The pipe cracked further, and fat dirty water droplets plunked onto Steven’s scalp as he stood at his desk. He bit his tongue as he watched Miss Havendish wait in the doorway for the inevitable.

He owned those words. Even as the walls rotted and the pipes burst and the bill collectors hounded, he owned them.

Well, he had owned them. And he’d better get used to saying that. “Miss Havendish, I….”

“Three hundred thousand.”

Her shrewdness made his toes curl, and he clenched his fists as he hissed. “Fine.”

She applauded, and he almost rescinded his acceptance. But she had tantalized well, and the pipe had dripped on his scalp again. “I’ll expect the paperwork posthaste.
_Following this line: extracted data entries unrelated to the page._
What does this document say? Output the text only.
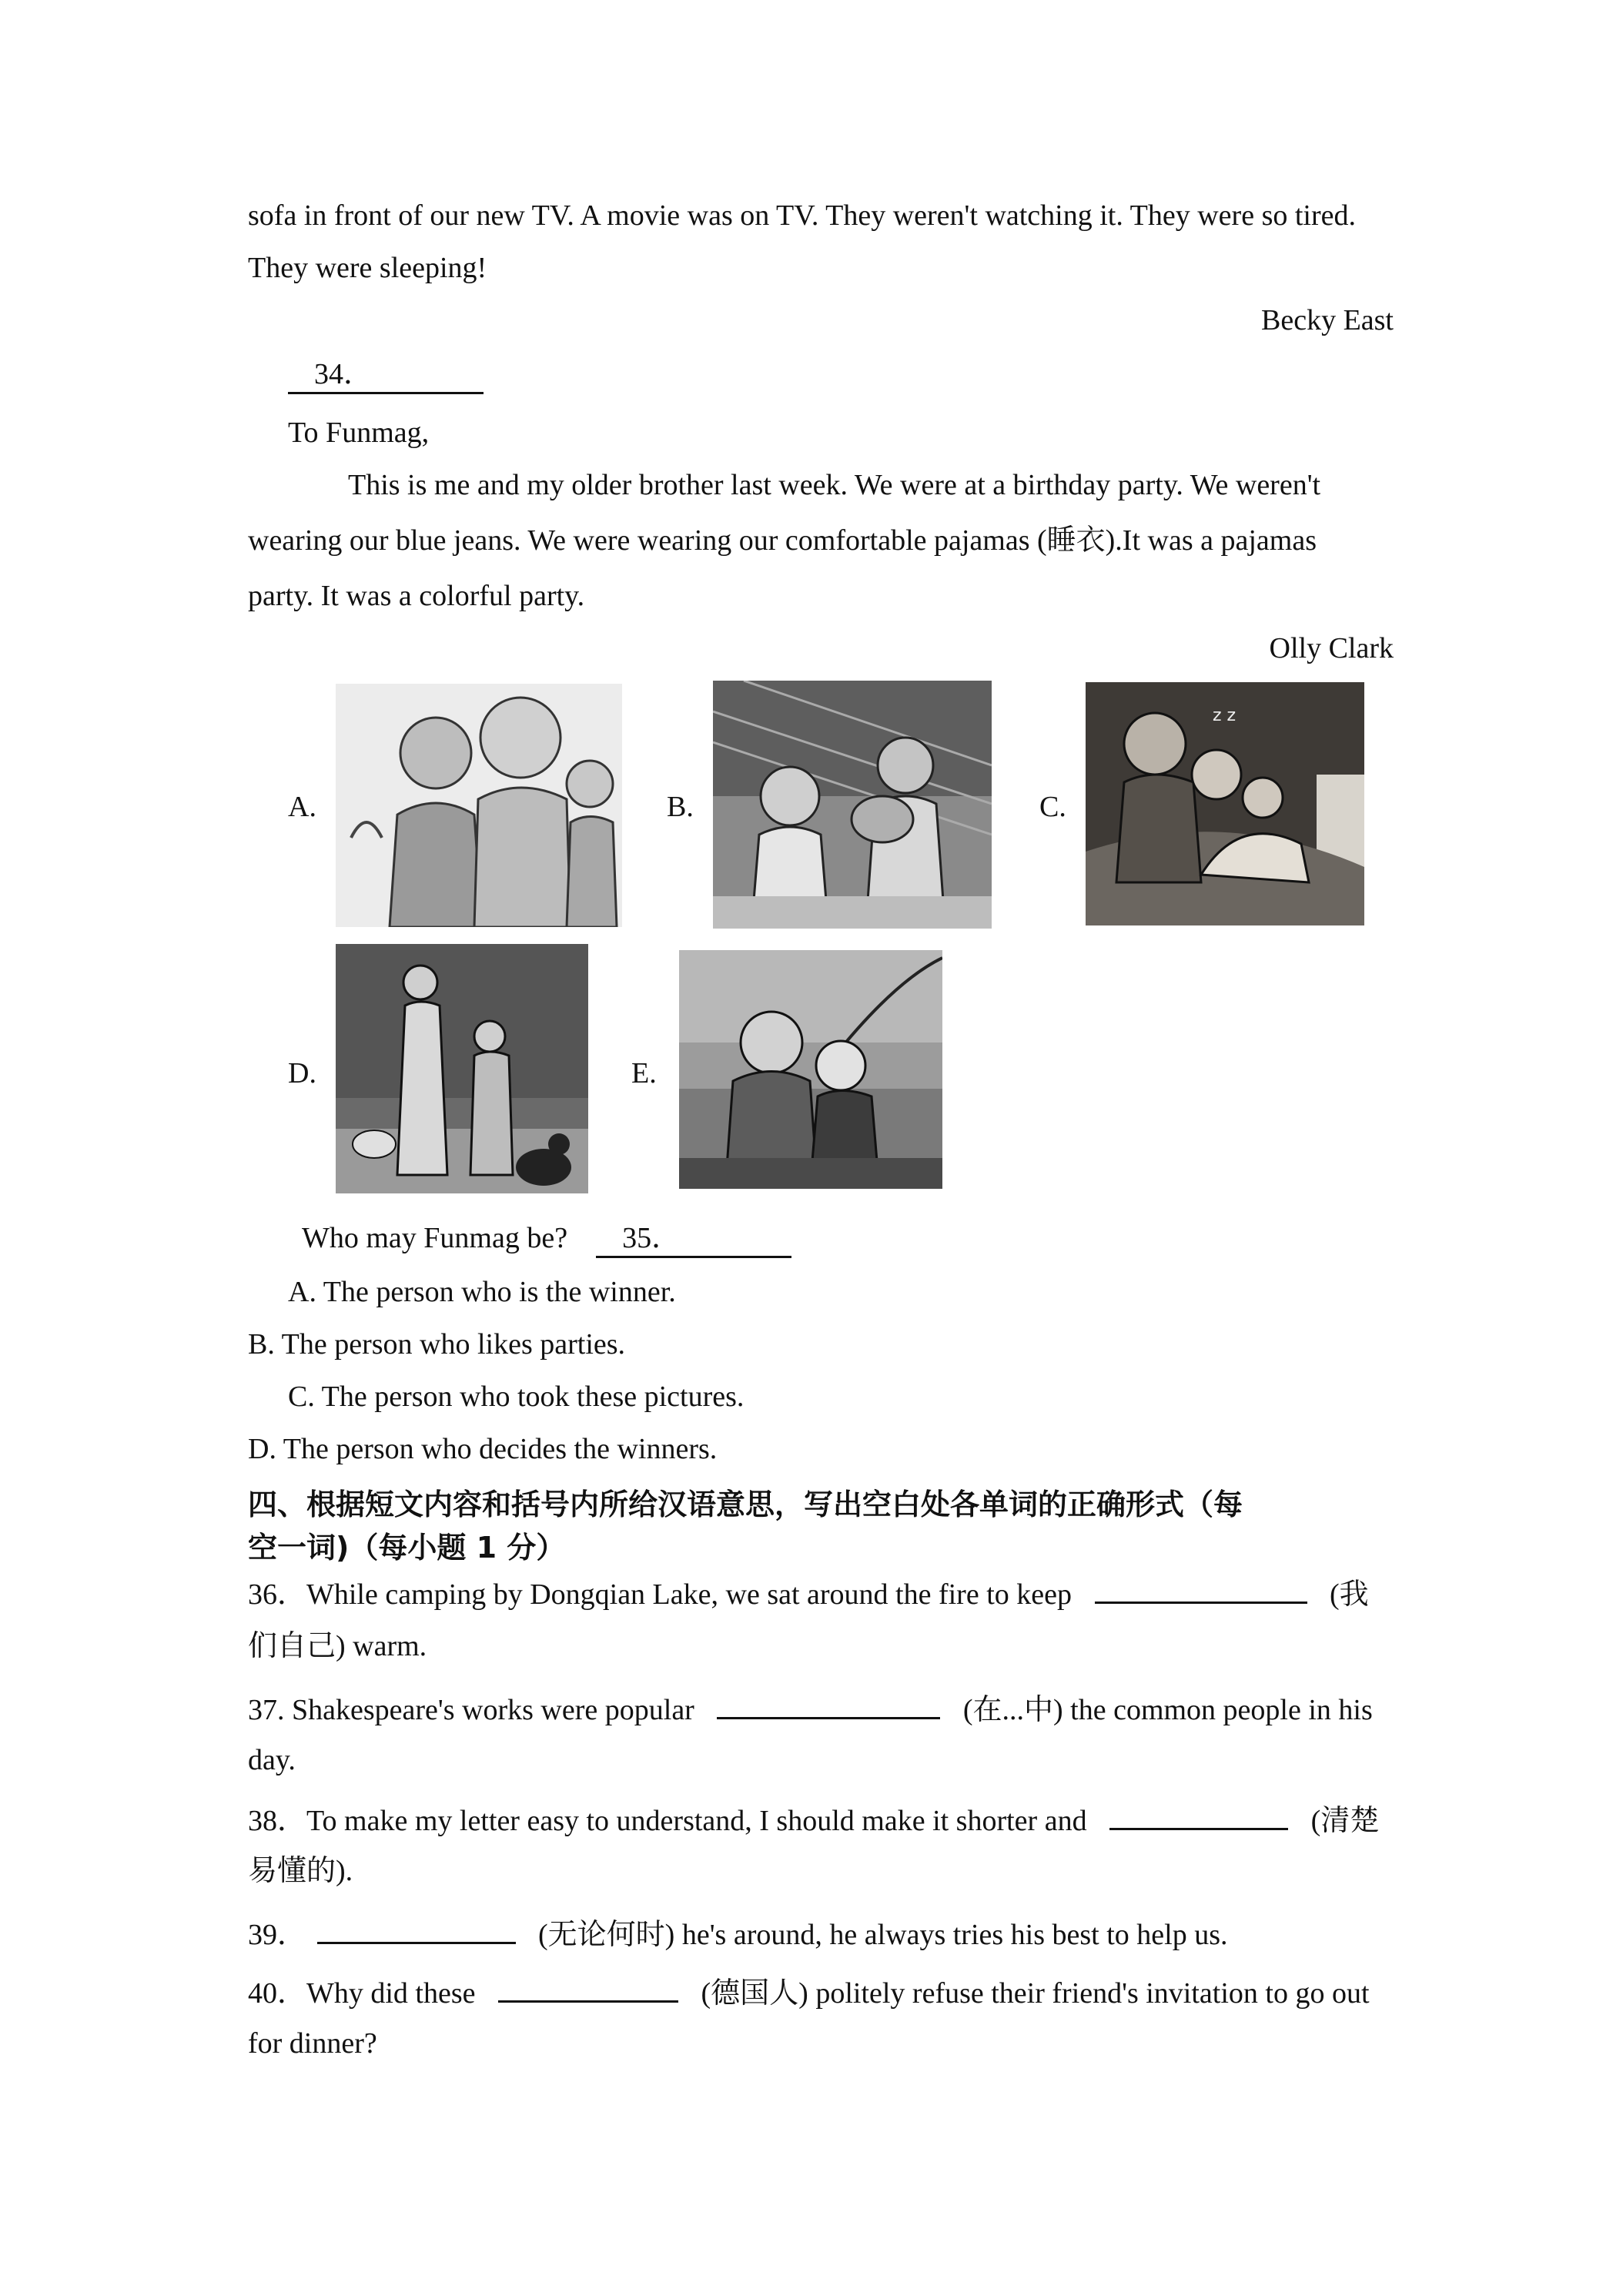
sofa in front of our new TV. A movie was on TV. They weren't watching it. They were so tired.
They were sleeping!
Becky East
34．
To Funmag,
This is me and my older brother last week. We were at a birthday party. We weren't
wearing our blue jeans. We were wearing our comfortable pajamas (睡衣).It was a pajamas
party. It was a colorful party.
Olly Clark
A.	B.	C.
z z
D.	E.
Who may Funmag be? 35．
A. The person who is the winner.
B. The person who likes parties.
C. The person who took these pictures.
D. The person who decides the winners.
四、根据短文内容和括号内所给汉语意思，写出空白处各单词的正确形式（每
空一词)（每小题 1 分）
36．While camping by Dongqian Lake, we sat around the fire to keep	(我
们自己) warm.
37. Shakespeare's works were popular	(在...中) the common people in his
day.
38．To make my letter easy to understand, I should make it shorter and	(清楚
易懂的).
39．	(无论何时) he's around, he always tries his best to help us.
40．Why did these	(德国人) politely refuse their friend's invitation to go out
for dinner?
Always a pleasure, Steven, truly so!”

He exhaled as the door mercifully closed behind her. His fingers worked robotically, combing his computer for the proper licenses. He looked at his mirror’s edge. There was no earthly way he could fight this deal now, though it could be grand fun to burn it down, to call Miss Flexmon first and see what would happen.

But his fingers didn’t comply and, with a lovely chime, away went the lease. Computers made things so much easier.